The Chemist went on. "It is obvious then, that although when coming down the distance must be covered to some extent by physical movement—by traveling geographically, so to speak—going back, that is not altogether the case. Most of the distance may be covered by bodily growth, rather than by a movement of the body from place to place."

"We might get lost," objected the Very Young Man. "Suppose we got started in the wrong direction?"

"Coming in, that is a grave danger," answered the Chemist, "because then distances are opening up and a single false step means many miles of error later on. But going out, just the reverse is true; distances are shortening. A mile in the wrong direction is corrected in an instant later on. Not coming to a realization of that when I made the trip before, led me to undertake many unnecessary hours of most arduous climbing. There is only one condition imperative; the body growing must have free space for its growth, or it will be crushed to death."

"Have you planned exactly how we are to get out?" asked the Big Business Man.

"Yes, I have," the Chemist answered. "In the size we are now, which you must remember is several thousand times Oroid height, it will be only a short distance to a point where as we grow we can move gradually to the centre of the circular pit. That huge inclined plane slides down out of it, you remember. Once in the pit, with its walls closing in upon us, we can at the proper moment get out of it about as I did before."

"Then we'll be in the valley of the scratch," exclaimed the Very Young Man eagerly. "I'll certainly be glad to get back there again."

"Getting out of the valley we'll use the same methods," the Chemist continued. "There we shall have to do some climbing, but not nearly so much as I did."

The Very Young Man was thrilled at the prospect of so speedy a return to his own world. "Let's get going," he suggested quickly. "It sounds a cinch."

They started away in a few minutes more, leaving the body of Targo lying where it had fallen across the river.
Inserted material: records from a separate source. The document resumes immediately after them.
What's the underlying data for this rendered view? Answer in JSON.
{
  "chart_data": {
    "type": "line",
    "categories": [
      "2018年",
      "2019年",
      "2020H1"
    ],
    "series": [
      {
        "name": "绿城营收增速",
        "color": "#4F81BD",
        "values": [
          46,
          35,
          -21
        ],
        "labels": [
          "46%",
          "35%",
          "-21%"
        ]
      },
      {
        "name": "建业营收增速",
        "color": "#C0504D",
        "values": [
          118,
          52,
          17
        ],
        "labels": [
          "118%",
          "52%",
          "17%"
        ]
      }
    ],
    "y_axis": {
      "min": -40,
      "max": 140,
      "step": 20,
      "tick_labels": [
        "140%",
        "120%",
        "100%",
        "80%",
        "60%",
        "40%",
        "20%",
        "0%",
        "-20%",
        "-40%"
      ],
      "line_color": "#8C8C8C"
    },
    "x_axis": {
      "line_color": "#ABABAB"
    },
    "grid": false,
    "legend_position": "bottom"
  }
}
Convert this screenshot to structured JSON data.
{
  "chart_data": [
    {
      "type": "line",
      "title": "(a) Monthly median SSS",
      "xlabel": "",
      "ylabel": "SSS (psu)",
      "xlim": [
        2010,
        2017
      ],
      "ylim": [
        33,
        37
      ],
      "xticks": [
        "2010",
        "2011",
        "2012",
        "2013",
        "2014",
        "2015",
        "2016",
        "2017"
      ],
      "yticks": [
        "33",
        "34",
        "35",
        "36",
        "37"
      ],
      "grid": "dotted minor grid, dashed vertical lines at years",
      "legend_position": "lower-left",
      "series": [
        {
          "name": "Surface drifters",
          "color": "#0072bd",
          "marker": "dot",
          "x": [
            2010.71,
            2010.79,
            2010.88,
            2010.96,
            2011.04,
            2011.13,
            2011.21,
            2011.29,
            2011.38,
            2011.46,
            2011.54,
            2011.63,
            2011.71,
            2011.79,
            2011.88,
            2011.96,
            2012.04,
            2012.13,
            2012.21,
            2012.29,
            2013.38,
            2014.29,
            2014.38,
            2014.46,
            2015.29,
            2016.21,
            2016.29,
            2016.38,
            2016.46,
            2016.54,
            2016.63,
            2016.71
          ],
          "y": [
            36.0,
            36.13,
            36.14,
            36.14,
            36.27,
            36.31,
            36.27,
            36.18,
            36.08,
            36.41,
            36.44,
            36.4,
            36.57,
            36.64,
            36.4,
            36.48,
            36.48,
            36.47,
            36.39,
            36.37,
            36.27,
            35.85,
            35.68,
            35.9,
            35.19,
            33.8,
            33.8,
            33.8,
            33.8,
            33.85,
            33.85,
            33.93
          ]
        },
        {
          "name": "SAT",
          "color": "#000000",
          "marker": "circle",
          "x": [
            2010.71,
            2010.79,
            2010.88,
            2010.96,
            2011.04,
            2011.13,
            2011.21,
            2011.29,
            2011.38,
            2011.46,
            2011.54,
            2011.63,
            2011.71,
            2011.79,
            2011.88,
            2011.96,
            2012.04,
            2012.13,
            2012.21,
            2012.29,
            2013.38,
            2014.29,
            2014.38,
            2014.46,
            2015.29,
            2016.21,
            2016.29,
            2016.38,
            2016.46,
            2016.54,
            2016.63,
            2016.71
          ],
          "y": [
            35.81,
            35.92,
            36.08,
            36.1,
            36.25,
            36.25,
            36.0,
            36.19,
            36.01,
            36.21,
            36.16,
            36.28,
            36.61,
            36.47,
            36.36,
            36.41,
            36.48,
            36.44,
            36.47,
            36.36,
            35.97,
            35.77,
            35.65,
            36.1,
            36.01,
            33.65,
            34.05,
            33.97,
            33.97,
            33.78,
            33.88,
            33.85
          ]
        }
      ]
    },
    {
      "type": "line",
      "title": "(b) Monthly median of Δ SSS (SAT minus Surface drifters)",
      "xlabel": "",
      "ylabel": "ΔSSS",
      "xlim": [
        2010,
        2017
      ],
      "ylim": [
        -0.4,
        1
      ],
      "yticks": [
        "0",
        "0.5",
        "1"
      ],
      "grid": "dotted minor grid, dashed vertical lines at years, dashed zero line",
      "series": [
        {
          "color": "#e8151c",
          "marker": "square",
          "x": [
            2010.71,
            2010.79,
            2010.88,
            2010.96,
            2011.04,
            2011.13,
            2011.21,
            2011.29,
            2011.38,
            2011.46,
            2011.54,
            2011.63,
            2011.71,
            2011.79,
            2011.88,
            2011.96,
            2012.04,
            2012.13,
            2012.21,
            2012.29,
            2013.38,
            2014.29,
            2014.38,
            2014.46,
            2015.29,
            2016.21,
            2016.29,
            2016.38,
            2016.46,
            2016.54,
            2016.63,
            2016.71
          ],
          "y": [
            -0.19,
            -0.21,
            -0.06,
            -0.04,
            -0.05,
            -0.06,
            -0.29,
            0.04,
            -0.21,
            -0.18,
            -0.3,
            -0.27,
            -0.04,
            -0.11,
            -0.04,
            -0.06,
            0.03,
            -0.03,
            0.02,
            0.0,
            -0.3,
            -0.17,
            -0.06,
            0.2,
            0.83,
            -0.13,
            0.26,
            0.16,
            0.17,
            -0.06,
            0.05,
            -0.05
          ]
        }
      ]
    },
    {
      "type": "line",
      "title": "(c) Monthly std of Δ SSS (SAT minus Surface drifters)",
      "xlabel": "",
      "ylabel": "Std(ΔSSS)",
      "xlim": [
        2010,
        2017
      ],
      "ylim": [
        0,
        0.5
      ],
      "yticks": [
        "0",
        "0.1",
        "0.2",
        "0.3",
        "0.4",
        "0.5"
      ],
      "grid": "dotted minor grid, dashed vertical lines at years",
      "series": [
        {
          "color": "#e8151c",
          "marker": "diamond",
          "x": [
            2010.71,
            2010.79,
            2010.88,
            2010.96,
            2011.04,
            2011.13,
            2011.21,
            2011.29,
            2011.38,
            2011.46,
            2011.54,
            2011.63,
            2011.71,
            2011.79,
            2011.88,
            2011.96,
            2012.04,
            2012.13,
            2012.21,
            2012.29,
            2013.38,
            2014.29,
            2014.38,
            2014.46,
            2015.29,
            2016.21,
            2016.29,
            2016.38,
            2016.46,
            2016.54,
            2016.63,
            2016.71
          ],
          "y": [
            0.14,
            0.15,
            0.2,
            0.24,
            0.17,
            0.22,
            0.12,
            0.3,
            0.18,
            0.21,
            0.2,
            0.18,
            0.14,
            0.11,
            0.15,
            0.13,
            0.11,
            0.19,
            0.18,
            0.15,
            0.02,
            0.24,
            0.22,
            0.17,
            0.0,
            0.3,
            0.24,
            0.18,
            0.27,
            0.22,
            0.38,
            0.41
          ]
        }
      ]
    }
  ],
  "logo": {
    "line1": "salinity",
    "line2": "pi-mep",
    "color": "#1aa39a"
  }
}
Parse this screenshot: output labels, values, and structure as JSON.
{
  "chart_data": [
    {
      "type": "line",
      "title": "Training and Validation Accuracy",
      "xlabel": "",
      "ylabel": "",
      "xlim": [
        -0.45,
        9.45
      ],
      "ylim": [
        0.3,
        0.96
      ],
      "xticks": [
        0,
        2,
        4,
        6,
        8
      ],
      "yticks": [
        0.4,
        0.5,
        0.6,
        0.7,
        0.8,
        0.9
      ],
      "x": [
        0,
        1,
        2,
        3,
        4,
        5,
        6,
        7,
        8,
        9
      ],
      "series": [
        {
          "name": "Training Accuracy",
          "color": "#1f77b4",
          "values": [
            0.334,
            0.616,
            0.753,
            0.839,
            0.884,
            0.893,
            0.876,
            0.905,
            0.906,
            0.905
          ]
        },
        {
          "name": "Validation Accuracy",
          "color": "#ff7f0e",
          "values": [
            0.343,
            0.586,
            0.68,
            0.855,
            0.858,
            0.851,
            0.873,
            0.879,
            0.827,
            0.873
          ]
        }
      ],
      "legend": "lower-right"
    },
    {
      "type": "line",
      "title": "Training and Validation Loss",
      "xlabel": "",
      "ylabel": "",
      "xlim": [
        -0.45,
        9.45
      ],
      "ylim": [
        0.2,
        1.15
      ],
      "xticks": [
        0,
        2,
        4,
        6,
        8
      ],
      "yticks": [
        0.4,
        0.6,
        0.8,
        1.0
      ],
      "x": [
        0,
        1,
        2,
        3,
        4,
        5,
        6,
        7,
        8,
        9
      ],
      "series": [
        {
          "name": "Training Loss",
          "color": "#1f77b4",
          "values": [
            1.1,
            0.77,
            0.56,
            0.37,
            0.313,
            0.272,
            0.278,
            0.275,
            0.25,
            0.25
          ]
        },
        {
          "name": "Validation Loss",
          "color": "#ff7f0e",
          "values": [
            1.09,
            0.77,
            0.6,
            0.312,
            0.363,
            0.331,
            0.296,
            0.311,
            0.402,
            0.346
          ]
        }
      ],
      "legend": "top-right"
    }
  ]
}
In half an hour of walking they located without difficulty the huge incline down which the Chemist had fallen when first he came into the ring. Following along the bottom of the incline they reached his landing place—a mass of small rocks and pebbles of a different metallic-looking stone than the ground around marking it plainly. These were the rocks and boulders that had been brought down with him in his fall.

"From here," said the Chemist, as they came to a halt, "we can go up into the valley by growth alone. It is several hours, but we need move very little from this position."